San Francisco Cracks Down on Graffiti

William Bowden spread his watchful gaze across the typical frantic happenings on Geary and Larkin Streets in San Francisco’s edgy Tenderloin. Suddenly his glance shot to a gray wall colored in a newly painted scroll of graffiti.

“They come back every day and tag it again,” Bowden said shaking his head.

The battle for blank walls in the neighborhood has become a daily tug-a-war of paint, Bowden said. As a morning ritual, shop owners and landlords paint over the newly etched graffiti. Every night the taggers come back.

“Some of these tags have been put up and taken down again two or three hundred times,” Bowden said. “It’s the beginnings of a slum, especially when you see a lot of tagging that’s left - not cleaned up.”
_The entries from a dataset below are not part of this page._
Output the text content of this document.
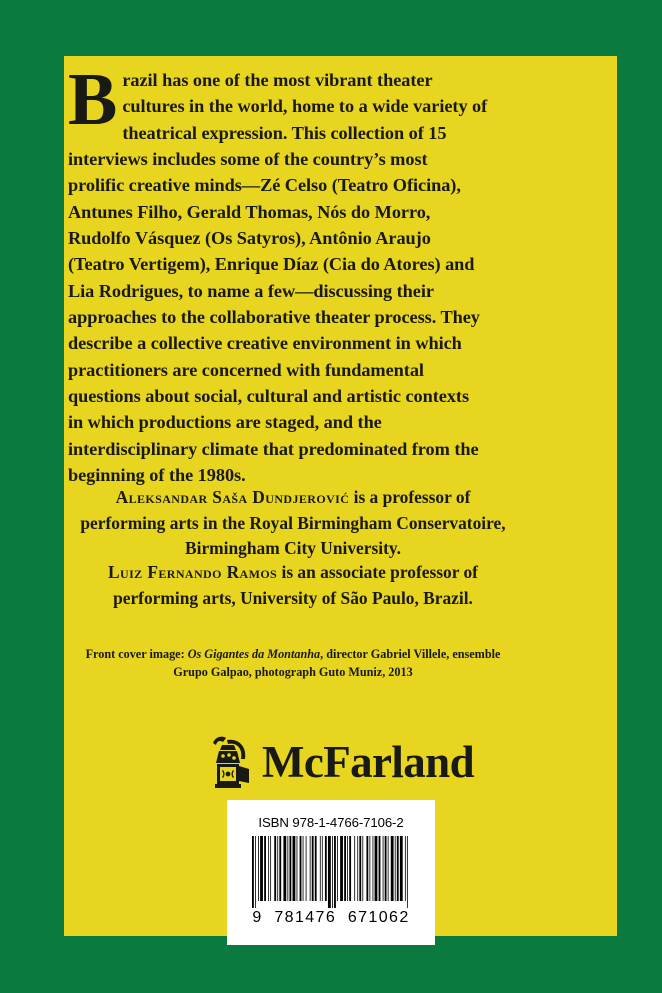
Brazil has one of the most vibrant theater cultures in the world, home to a wide variety of theatrical expression. This collection of 15 interviews includes some of the country’s most prolific creative minds—Zé Celso (Teatro Oficina), Antunes Filho, Gerald Thomas, Nós do Morro, Rudolfo Vásquez (Os Satyros), Antônio Araujo (Teatro Vertigem), Enrique Díaz (Cia do Atores) and Lia Rodrigues, to name a few—discussing their approaches to the collaborative theater process. They describe a collective creative environment in which practitioners are concerned with fundamental questions about social, cultural and artistic contexts in which productions are staged, and the interdisciplinary climate that predominated from the beginning of the 1980s.
Aleksandar Saša Dundjerović is a professor of performing arts in the Royal Birmingham Conservatoire, Birmingham City University.
Luiz Fernando Ramos is an associate professor of performing arts, University of São Paulo, Brazil.
Front cover image: Os Gigantes da Montanha, director Gabriel Villele, ensemble Grupo Galpao, photograph Guto Muniz, 2013
McFarland
ISBN 978-1-4766-7106-2
9  781476  671062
San Francisco city officials said graffiti clean-up cost the city and private businesses $20 million a year. In 2013, police made 213 graffiti-related arrests. A paltry few made it to prosecution.

San Francisco Supervisor London Breed said graffiti cases are difficult to prosecute, even with surveillance video. She added they require a lot of district attorney resources.
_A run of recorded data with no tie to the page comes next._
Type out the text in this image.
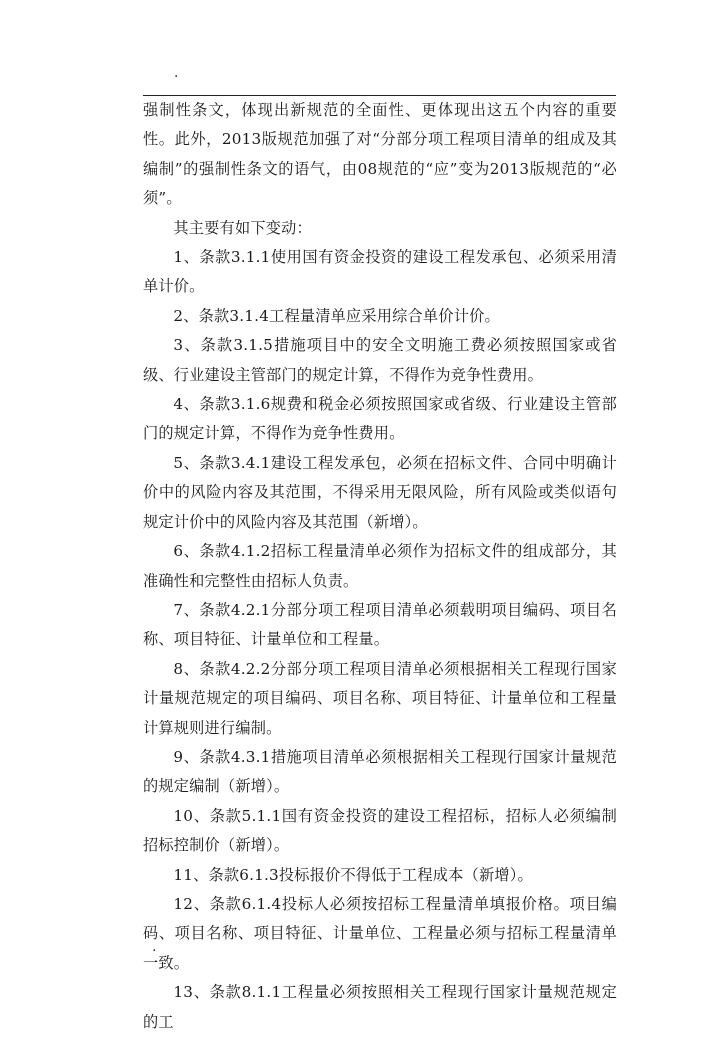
.

强制性条文，体现出新规范的全面性、更体现出这五个内容的重要性。此外，2013版规范加强了对“分部分项工程项目清单的组成及其编制”的强制性条文的语气，由08规范的“应”变为2013版规范的“必须”。

其主要有如下变动：

1、条款3.1.1使用国有资金投资的建设工程发承包、必须采用清单计价。

2、条款3.1.4工程量清单应采用综合单价计价。

3、条款3.1.5措施项目中的安全文明施工费必须按照国家或省级、行业建设主管部门的规定计算，不得作为竞争性费用。

4、条款3.1.6规费和税金必须按照国家或省级、行业建设主管部门的规定计算，不得作为竞争性费用。

5、条款3.4.1建设工程发承包，必须在招标文件、合同中明确计价中的风险内容及其范围，不得采用无限风险，所有风险或类似语句规定计价中的风险内容及其范围（新增）。

6、条款4.1.2招标工程量清单必须作为招标文件的组成部分，其准确性和完整性由招标人负责。

7、条款4.2.1分部分项工程项目清单必须载明项目编码、项目名称、项目特征、计量单位和工程量。

8、条款4.2.2分部分项工程项目清单必须根据相关工程现行国家计量规范规定的项目编码、项目名称、项目特征、计量单位和工程量计算规则进行编制。

9、条款4.3.1措施项目清单必须根据相关工程现行国家计量规范的规定编制（新增）。

10、条款5.1.1国有资金投资的建设工程招标，招标人必须编制招标控制价（新增）。

11、条款6.1.3投标报价不得低于工程成本（新增）。

12、条款6.1.4投标人必须按招标工程量清单填报价格。项目编码、项目名称、项目特征、计量单位、工程量必须与招标工程量清单一致。

13、条款8.1.1工程量必须按照相关工程现行国家计量规范规定的工

.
“There has to be accountability,” Breed said. “When you break the law there has to be consequences for it.”

On Tuesday, Breed unveiled legislation that would empower San Francisco’s City Attorney to file civil cases against repeat graffiti taggers, leveling fines of up to $500 per tag. She said the threat to the wallet, might send a stronger message than the threat of jail time or community service.
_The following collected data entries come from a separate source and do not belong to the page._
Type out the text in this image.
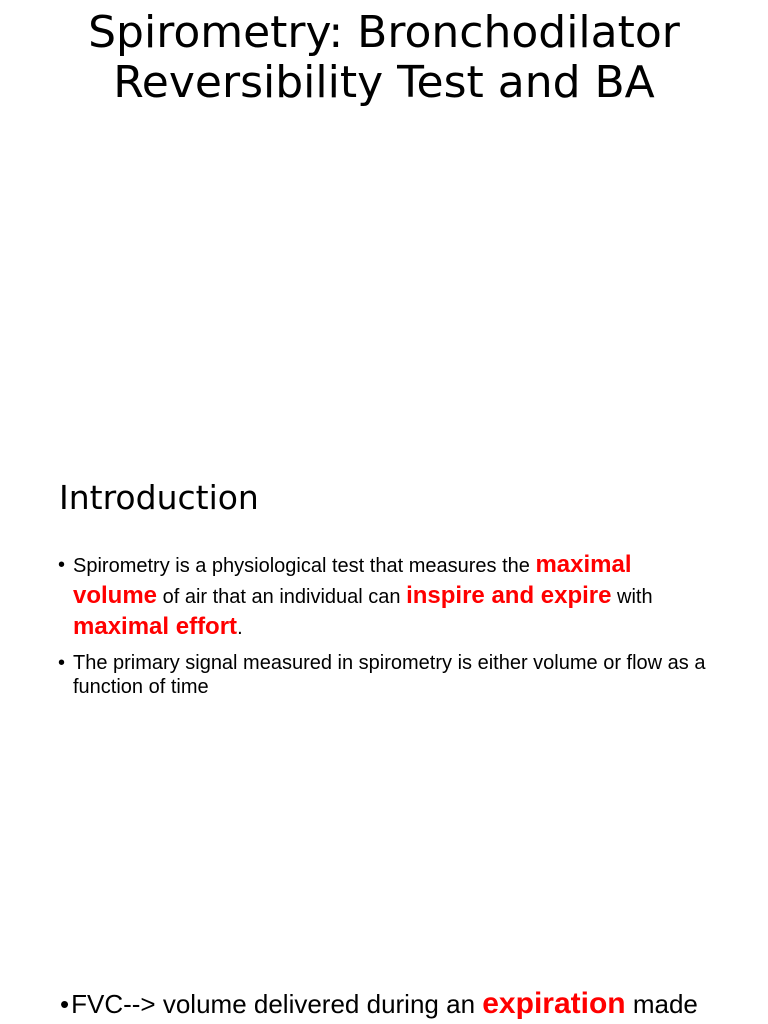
Spirometry: Bronchodilator Reversibility Test and BA
Introduction
• Spirometry is a physiological test that measures the maximal volume of air that an individual can inspire and expire with maximal effort.
• The primary signal measured in spirometry is either volume or flow as a function of time
•FVC--> volume delivered during an expiration made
“It’ll give us the ability to build a solid case in order to hold people accountable for restitution,” Breed said.

Breed said police would begin cataloging photos of graffiti tags into a data base, with the aim of identifying repeat taggers. Police department data showed 90 percent of tags in the city were committed by the same people.

“This would identify the worst prolific graffiti vandals and hold them accountable for collective acts of graffiti vandalism," said San Francisco Police Officer Martin Ferreira, who leads the department’s graffiti unit.

Breed's legislation would also make it illegal for anyone to bring spray paint cans or graffiti paraphernalia into city parks. Convicted taggers would also be banned from bringing those materials onto Muni vehicles.

But some worried stiff fines might unfairly target people who are already suffering economic disadvantages.

“If you ask the parents to pay a big bill,” said Darnell Boyd. “That’s going to be hard because those kids are low-income kids.”

Bolden said most of the majority of taggers he’s seen in the act are actually adults.

He shrugged as he pointed out walls thick with layers of gray paint from repeat touch-up jobs. Nothing, he said, seemed to stop the taggers.

He wasn’t sure if Breed’s legislation was the answer. But after studying a long jagged scrawl in mysterious letters, he paused.

“For any benefit,” he said. “It’s worth a try.”